Too much cynicism, too little leadership

Too much cynicism, too little leadership


Reconstruire l'Amérique a toujours été au centre des ambitions politiques de Donald Trump. Son message affirmatif et des décennies d'expérience dans l'immobilier ont créé un sentiment palpable parmi le grand public et les médias que le président apporterait une poussée majeure d'infrastructure à Washington. Mais dès les premiers mois de son administration, il devint clair que la nouvelle équipe de la Maison-Blanche n'était pas prête avec des idées tangibles pour correspondre à la rhétorique grandiose de Trump. Avec plusieurs échéances manquées et aucun document officiel depuis la dernière publication du budget, l'attente de la grande révélation du plan a duré des mois, apparemment sans fin.

L'attente est enfin terminée – et ça ne vaut pas le coup.

Plutôt que de établir une vision à long terme claire pour l'infrastructure du pays qui soutient une économie plus compétitive et inclusive, la proposition est surtout un moyen de stimuler sans discernement les dépenses. Pire encore, les réductions proposées ailleurs dans le budget de l'exercice 2019 signifient que l'administration demande effectivement à tous les autres – en particulier les villes et les États – de faire presque toutes les dépenses tout en continuant de réclamer de nouveaux investissements. Il y a certainement des éléments louables dans les 53 pages mais les programmes de base comprennent trop de cynisme et trop peu de leadership. C'est une occasion manquée.

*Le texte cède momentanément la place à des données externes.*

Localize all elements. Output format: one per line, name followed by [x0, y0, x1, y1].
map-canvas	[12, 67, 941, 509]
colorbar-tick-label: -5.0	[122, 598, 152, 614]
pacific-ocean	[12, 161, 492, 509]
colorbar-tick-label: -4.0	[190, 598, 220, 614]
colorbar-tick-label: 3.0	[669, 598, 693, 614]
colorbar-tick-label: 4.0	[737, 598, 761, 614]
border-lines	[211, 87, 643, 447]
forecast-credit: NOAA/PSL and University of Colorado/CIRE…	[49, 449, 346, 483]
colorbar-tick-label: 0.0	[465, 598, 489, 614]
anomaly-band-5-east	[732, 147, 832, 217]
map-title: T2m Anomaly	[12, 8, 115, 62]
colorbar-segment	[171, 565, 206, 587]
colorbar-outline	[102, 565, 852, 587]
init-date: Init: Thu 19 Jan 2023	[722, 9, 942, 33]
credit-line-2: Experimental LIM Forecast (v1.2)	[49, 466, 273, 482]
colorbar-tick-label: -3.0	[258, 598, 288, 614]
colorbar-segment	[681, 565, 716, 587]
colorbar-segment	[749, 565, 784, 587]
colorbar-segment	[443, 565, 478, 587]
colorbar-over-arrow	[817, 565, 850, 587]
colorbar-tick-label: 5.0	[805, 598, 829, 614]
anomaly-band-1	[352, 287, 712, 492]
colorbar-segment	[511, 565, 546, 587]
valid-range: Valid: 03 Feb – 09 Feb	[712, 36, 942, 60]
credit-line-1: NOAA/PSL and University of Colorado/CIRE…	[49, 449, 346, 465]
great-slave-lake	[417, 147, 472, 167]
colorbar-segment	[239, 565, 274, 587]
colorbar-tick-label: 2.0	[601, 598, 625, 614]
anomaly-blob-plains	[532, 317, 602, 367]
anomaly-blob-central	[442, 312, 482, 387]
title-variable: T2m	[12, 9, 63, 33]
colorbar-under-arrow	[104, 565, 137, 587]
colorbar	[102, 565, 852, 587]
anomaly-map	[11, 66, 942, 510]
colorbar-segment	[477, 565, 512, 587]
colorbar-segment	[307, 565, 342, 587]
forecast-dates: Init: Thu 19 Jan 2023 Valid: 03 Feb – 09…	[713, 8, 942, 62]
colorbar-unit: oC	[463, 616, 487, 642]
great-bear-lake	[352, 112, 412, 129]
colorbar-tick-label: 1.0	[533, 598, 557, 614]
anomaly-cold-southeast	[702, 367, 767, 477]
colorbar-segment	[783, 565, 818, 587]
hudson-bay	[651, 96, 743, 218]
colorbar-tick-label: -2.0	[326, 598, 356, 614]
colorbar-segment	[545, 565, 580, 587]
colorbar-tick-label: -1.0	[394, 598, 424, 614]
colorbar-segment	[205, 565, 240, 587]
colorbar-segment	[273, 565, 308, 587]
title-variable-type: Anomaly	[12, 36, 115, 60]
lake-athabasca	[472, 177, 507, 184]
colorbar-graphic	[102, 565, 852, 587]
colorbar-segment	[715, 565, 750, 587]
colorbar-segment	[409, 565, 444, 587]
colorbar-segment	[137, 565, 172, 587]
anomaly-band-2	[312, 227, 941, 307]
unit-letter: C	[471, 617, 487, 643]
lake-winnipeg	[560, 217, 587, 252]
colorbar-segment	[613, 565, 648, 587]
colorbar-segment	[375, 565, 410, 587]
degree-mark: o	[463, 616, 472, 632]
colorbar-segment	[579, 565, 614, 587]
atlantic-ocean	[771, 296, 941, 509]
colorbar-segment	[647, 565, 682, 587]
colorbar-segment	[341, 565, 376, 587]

Le premier élément de cynisme est la façon dont la proposition cherche à résoudre les problèmes d'infrastructure dans différentes régions du pays.

Par exemple, grâce à la création d'un programme d'encouragement des infrastructures, la proposition est faussée pour récompenser les endroits à forte croissance. Utilisant un pot de 100 milliards de dollars mais plafonnant le match fédéral à 20%, le programme récompenserait massivement les États et les localités pour leur capacité à développer de nouvelles sources de revenus, soit en augmentant les impôts, en déplaçant les dépenses courantes ou en attirant des capitaux privés. Cela pourrait fonctionner dans les zones métropolitaines avec des vents favorables économiques: pensez à des endroits comme la Bay Area, Seattle et Austin. Mais la croissance économique est incohérente à travers le pays, avec de nombreux comtés américains importants et des régions métropolitaines entières confrontées à une croissance démographique lente, une croissance des salaires stagnante et un stress fiscal . Ce programme ne fonctionnera pas pour eux.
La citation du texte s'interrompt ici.